My face looks different. I think I look younger, like the girl I remember before I started carrying the world on my right side like a warrior. And when I try to remember that girl, I have to reach back, way back to a picture of a toddler in a high chair with a grin as wide as the ear of corn she is eating. Before I began connecting with others by offering my help rather than just by being me. Was it possible to retrieve the freedom to be myself by retrieving my smile?

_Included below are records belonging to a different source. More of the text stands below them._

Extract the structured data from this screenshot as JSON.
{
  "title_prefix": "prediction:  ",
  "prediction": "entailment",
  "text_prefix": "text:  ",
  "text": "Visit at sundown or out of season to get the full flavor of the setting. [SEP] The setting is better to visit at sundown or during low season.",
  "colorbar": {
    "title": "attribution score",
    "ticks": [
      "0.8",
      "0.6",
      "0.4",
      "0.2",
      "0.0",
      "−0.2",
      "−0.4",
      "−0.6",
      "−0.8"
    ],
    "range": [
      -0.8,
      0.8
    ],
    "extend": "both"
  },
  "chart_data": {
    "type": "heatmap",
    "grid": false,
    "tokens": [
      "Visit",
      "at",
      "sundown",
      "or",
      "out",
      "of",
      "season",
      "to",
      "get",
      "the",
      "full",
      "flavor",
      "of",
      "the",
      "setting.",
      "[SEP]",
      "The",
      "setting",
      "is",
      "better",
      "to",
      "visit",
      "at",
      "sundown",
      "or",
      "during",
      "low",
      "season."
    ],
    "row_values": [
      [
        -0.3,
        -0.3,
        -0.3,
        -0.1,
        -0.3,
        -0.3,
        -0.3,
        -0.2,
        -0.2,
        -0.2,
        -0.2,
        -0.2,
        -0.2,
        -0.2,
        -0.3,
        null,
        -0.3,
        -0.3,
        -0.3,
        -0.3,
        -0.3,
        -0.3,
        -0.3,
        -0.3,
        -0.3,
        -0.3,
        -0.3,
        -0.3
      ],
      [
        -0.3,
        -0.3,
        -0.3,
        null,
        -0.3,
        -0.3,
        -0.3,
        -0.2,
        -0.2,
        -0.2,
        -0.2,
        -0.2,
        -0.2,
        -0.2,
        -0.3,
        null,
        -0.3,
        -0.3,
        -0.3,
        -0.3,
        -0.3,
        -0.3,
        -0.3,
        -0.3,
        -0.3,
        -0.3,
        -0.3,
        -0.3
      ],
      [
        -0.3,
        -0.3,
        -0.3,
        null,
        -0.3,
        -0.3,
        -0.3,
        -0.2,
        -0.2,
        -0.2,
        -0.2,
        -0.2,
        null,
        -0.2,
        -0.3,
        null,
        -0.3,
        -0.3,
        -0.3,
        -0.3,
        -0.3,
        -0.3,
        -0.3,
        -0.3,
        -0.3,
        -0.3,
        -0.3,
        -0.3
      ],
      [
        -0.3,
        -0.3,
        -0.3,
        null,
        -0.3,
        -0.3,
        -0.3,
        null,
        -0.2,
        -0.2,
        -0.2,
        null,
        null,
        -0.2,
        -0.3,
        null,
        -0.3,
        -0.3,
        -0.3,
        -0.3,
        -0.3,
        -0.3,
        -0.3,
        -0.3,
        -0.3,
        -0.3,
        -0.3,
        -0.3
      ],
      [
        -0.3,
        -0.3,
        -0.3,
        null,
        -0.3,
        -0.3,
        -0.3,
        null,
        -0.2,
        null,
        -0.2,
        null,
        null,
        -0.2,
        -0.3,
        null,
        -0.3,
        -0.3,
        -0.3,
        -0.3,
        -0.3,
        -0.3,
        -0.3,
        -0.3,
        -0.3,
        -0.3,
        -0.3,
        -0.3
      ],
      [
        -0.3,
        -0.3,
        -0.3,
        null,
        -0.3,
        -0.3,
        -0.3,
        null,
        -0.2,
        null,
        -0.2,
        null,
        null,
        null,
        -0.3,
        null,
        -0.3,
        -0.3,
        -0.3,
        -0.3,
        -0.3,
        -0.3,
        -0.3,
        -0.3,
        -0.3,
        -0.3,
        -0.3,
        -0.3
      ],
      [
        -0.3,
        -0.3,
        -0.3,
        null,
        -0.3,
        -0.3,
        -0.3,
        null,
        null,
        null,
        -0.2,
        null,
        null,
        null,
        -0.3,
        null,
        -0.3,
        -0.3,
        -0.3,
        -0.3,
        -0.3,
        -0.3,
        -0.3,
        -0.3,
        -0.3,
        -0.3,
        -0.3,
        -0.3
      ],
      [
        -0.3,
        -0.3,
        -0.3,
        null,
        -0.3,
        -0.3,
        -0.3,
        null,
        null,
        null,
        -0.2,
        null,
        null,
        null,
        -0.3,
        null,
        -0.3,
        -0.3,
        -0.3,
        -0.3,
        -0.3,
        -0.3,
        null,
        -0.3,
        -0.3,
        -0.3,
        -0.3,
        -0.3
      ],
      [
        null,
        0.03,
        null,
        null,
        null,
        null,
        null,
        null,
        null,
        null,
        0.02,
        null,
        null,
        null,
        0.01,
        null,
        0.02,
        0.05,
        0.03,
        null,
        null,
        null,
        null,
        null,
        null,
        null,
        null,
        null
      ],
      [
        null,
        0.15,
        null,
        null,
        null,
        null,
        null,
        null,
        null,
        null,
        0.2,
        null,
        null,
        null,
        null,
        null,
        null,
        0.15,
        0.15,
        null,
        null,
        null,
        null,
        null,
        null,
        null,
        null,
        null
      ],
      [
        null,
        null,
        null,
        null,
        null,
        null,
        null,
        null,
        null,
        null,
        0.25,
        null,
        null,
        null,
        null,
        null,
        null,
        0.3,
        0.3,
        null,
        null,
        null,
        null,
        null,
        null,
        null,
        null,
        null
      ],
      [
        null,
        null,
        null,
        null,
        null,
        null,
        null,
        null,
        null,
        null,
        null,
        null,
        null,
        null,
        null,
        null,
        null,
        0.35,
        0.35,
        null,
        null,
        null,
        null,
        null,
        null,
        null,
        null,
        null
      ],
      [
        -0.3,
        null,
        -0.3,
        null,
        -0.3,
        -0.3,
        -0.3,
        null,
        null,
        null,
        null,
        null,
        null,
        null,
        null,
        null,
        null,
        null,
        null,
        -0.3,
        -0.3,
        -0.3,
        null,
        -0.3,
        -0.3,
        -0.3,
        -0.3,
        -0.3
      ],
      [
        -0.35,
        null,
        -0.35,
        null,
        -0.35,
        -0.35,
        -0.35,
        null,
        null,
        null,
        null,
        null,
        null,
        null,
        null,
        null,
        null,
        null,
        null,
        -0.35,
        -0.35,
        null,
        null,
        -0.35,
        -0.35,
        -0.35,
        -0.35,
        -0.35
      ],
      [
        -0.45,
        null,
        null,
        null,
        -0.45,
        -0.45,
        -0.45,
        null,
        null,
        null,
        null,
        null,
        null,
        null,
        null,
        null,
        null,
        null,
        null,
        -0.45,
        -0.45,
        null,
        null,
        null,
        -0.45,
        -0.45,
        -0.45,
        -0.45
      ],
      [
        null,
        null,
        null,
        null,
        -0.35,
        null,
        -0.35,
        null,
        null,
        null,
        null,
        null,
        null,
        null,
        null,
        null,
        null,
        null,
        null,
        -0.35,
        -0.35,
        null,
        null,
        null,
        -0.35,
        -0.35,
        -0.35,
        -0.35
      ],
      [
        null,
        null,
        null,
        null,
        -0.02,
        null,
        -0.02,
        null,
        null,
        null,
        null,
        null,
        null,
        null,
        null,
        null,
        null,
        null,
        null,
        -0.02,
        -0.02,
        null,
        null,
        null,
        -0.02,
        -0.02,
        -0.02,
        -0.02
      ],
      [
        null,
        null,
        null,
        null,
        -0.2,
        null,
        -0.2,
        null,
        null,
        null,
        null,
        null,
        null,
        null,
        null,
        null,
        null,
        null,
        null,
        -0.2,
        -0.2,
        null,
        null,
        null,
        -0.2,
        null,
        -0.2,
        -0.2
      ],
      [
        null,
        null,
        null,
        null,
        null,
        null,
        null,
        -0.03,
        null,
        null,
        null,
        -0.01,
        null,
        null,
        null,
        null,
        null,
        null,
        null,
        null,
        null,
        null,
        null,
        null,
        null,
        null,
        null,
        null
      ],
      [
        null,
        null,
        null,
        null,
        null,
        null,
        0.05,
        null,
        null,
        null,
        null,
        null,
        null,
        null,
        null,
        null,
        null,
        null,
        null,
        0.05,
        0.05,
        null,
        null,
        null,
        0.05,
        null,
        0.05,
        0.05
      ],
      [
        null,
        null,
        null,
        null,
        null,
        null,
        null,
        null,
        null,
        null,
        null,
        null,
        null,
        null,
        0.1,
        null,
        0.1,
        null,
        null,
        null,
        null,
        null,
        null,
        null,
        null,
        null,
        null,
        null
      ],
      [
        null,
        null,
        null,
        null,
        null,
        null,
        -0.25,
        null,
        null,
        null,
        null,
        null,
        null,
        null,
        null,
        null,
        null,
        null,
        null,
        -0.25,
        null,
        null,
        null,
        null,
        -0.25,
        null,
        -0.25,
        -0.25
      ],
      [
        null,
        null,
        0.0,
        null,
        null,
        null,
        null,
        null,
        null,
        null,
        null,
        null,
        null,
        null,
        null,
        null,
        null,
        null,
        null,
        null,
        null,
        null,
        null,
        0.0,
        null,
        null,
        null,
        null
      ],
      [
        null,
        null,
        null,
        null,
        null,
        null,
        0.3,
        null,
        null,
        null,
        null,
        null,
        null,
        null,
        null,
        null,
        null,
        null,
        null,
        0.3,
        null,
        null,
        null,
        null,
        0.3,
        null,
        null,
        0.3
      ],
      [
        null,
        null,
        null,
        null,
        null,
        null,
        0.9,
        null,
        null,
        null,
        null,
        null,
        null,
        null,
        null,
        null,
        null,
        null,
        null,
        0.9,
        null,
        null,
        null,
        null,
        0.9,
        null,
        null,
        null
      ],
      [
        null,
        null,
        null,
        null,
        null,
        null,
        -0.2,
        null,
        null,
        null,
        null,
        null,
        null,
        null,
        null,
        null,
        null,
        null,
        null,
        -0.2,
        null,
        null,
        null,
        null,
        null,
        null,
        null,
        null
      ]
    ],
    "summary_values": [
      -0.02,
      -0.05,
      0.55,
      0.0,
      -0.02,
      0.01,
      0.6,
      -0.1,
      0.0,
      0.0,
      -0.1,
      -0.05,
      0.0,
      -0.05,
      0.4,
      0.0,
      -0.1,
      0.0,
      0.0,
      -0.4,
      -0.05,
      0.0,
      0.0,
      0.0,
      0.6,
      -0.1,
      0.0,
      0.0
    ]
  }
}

Since my cranial-sacral session, I have noticed a difference in my ability to weather the bumps in the road as they come along. Over the weekend, I found myself dancing in the surf with my daughter on a day too cold for most grown-ups to enter the water, and I really enjoyed it. It was not my usual mode of experiencing the joy via my daughter's smiles and giggles (which are pretty wonderful, by the way) but jumping and dancing in the surf for the simple pleasure it gave me. And these healing modalities just release physical tension, right?
Looking at my new, old smile, what startles me is how the physical limitations of my face were limiting my expression and not just my ability to smile. Research supports that the simple act of smiling can change your mood. What if over time the pressure in my life made it physically difficult for me to smile? And if it was difficult to shape my face into a smile, was that limitation in range of motion limiting my ability to experience humor and joy—limiting my ability to laugh at myself and to let things roll off my shoulders?
When I smile now, I see two definitive dimples. I feel my right ear rise up just a bit to match my left. And I breathe in, deeply. Lucien says that there is room for more release. A bigger smile? I'll take it.